Молчание же. Долгое, напряженное…
– Да. В конце концов – да.
– Тогда почему же?..
– Я люблю страну – но ненавижу правителей. Самодовольных подонков. Которые из великой державы создали… Глеб, я боюсь, что даже не смогу объяснить тебе так, чтобы ты понял, что именно они создали. Представь себе огромную тюрьму – в треть всего Транквилиума. Обжитую, привычную для всех. Все заключенные родились в ней, все знают, что раньше режим был строже. Правда, говорят, что кормили лучше… Все уверены, что живут на свободе, тюремные правила называют законами, камеры – квартирами… правда, отбоя нет, спать можешь ложиться, когда захочешь. Но ты живешь там, где тебя поселят, и не можешь сам оттуда уехать. Ты практически ничем не можешь владеть: ни землей, ни домом, ни станком, чтобы работать… Работодатель для всех один: государство, – и жить ты можешь лишь на те деньги, что оно тебе платит. Ты не имеешь права не работать на государство, вот так-то. И при этом с утра до ночи внушают, что только так и должен жить человек. Вот ты сказал, что не удивлялся, потому что когда удивляться нужно всему, то не получается… а эти врут абсолютно во всем, и поэтому их трудно уличить во лжи, потому что нет опоры, нет правды… Это уже и не ложь получается, а просто – другая реальность. Вымышленный мир, в котором нас всех заставляют жить. Понимаешь? Похоже, что мне просто надоело вранье…
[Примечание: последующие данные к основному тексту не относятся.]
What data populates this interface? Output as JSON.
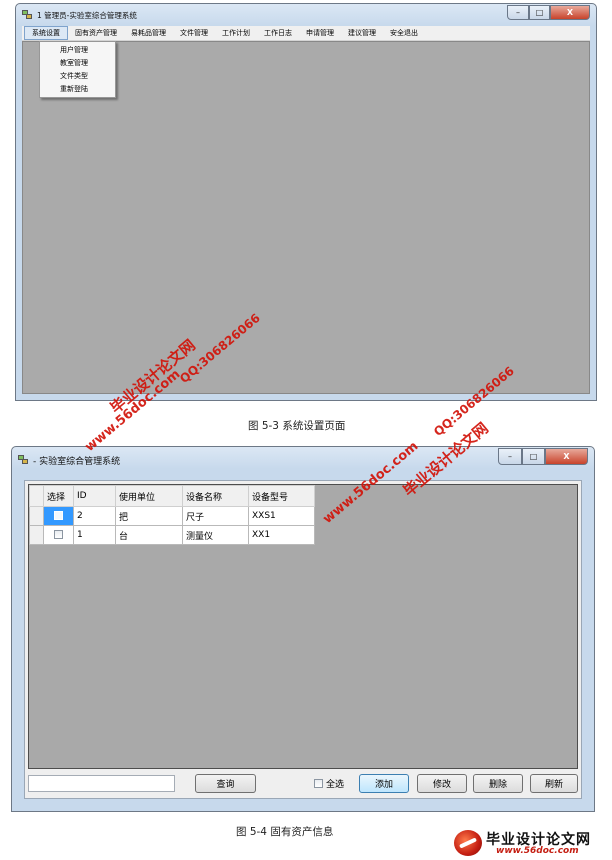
{
  "window1": {
    "title": "1 管理员-实验室综合管理系统",
    "controls": {
      "min": "–",
      "max": "□",
      "close": "X"
    },
    "menu": [
      "系统设置",
      "固有资产管理",
      "易耗品管理",
      "文件管理",
      "工作计划",
      "工作日志",
      "申请管理",
      "建议管理",
      "安全退出"
    ],
    "dropdown": [
      "用户管理",
      "教室管理",
      "文件类型",
      "重新登陆"
    ]
  },
  "caption1": "图 5-3  系统设置页面",
  "window2": {
    "title": "- 实验室综合管理系统",
    "controls": {
      "min": "–",
      "max": "□",
      "close": "X"
    },
    "grid": {
      "columns": [
        "选择",
        "ID",
        "使用单位",
        "设备名称",
        "设备型号"
      ],
      "rows": [
        {
          "id": "2",
          "unit": "把",
          "name": "尺子",
          "model": "XXS1"
        },
        {
          "id": "1",
          "unit": "台",
          "name": "测量仪",
          "model": "XX1"
        }
      ]
    },
    "search_value": "",
    "query_button": "查询",
    "select_all": "全选",
    "buttons": {
      "add": "添加",
      "edit": "修改",
      "delete": "删除",
      "refresh": "刷新"
    }
  },
  "caption2": "图 5-4  固有资产信息",
  "watermarks": {
    "site_cn": "毕业设计论文网",
    "site_url": "www.56doc.com",
    "qq": "QQ:306826066"
  },
  "logo": {
    "text": "毕业设计论文网",
    "url": "www.56doc.com"
  }
}
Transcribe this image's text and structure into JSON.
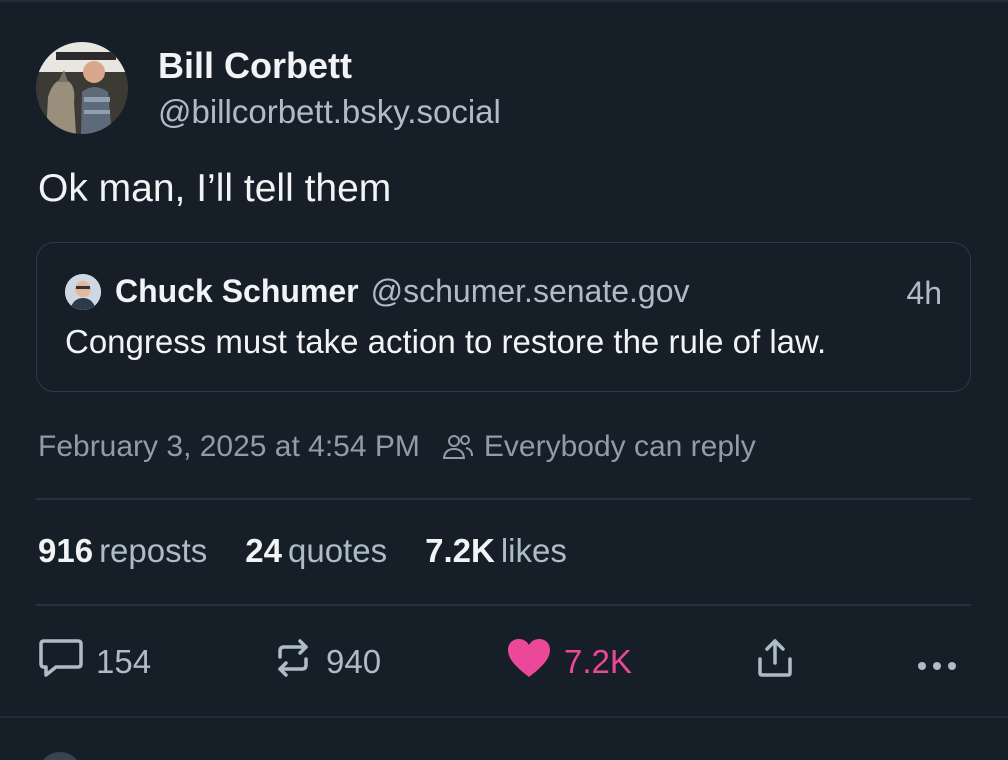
{
  "post": {
    "author": {
      "display_name": "Bill Corbett",
      "handle": "@billcorbett.bsky.social"
    },
    "text": "Ok man, I’ll tell them",
    "quote": {
      "display_name": "Chuck Schumer",
      "handle": "@schumer.senate.gov",
      "time": "4h",
      "text": "Congress must take action to restore the rule of law."
    },
    "timestamp": "February 3, 2025 at 4:54 PM",
    "reply_setting": "Everybody can reply",
    "stats": {
      "reposts_count": "916",
      "reposts_label": "reposts",
      "quotes_count": "24",
      "quotes_label": "quotes",
      "likes_count": "7.2K",
      "likes_label": "likes"
    },
    "actions": {
      "reply_count": "154",
      "repost_count": "940",
      "like_count": "7.2K"
    }
  },
  "colors": {
    "background": "#161e27",
    "text_primary": "#f1f3f5",
    "text_secondary": "#aebbc9",
    "like_accent": "#ec4899",
    "border": "#2e3946"
  },
  "icons": {
    "reply": "speech-bubble-icon",
    "repost": "repost-arrows-icon",
    "like": "heart-icon",
    "share": "share-icon",
    "more": "ellipsis-icon",
    "reply_setting": "people-icon"
  }
}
Они говорили до самого вечера, под налетающим ветром – до того последнего момента, когда катер лихо подвалил к борту уже поднявшего якорь почтового клипера «Голубь». Здесь была заранее освобождена каюта – правда, маленькая, тесная, теснее купе СВ. Поэтому все пять дней пути они заходили в нее лишь на ночь, проводя дни на палубе или, когда налетали быстрые дожди – в пассажирском салоне. Разговоры продолжались, и к концу плавания Глебу стало казаться, что о Старом мире он узнал достаточно. Между тем Алик в разговорах все мрачнел и, наконец, сознался: ему не дает покоя фраза, сказанная в полубреду Гошей Паламарчуком в той поездке на захваченном поезде. Гоша сказал: а все равно вам никуда не деться, вот кончат строить БАМ… И вот теперь, в разговорах с Глебом обкатывая заново все, что знал, сопоставляя уловленные краем глаза и уха обрывки того, что знать ему было не положено, Алик пришел к выводу: Комитет нащупал большой проход из мира в мир напрямую – и ведет теперь к нему железнодорожную магистраль. А это означает только одно: готовится массированное вторжение, противостоять которому не сможет ни меррилендская, ни палладийская армия, ни обе они вместе – и вообще никто. Находиться этот проход должен где-то в северной части Острова…
Высказав это, Алик впал в мрачное молчание, и Глеб его не трогал, все понимая. Ему самому было трудно сдерживать нервную дрожь и не делать лишних движений, когда он совместил наконец в сознании: здесь может стать так же, как там.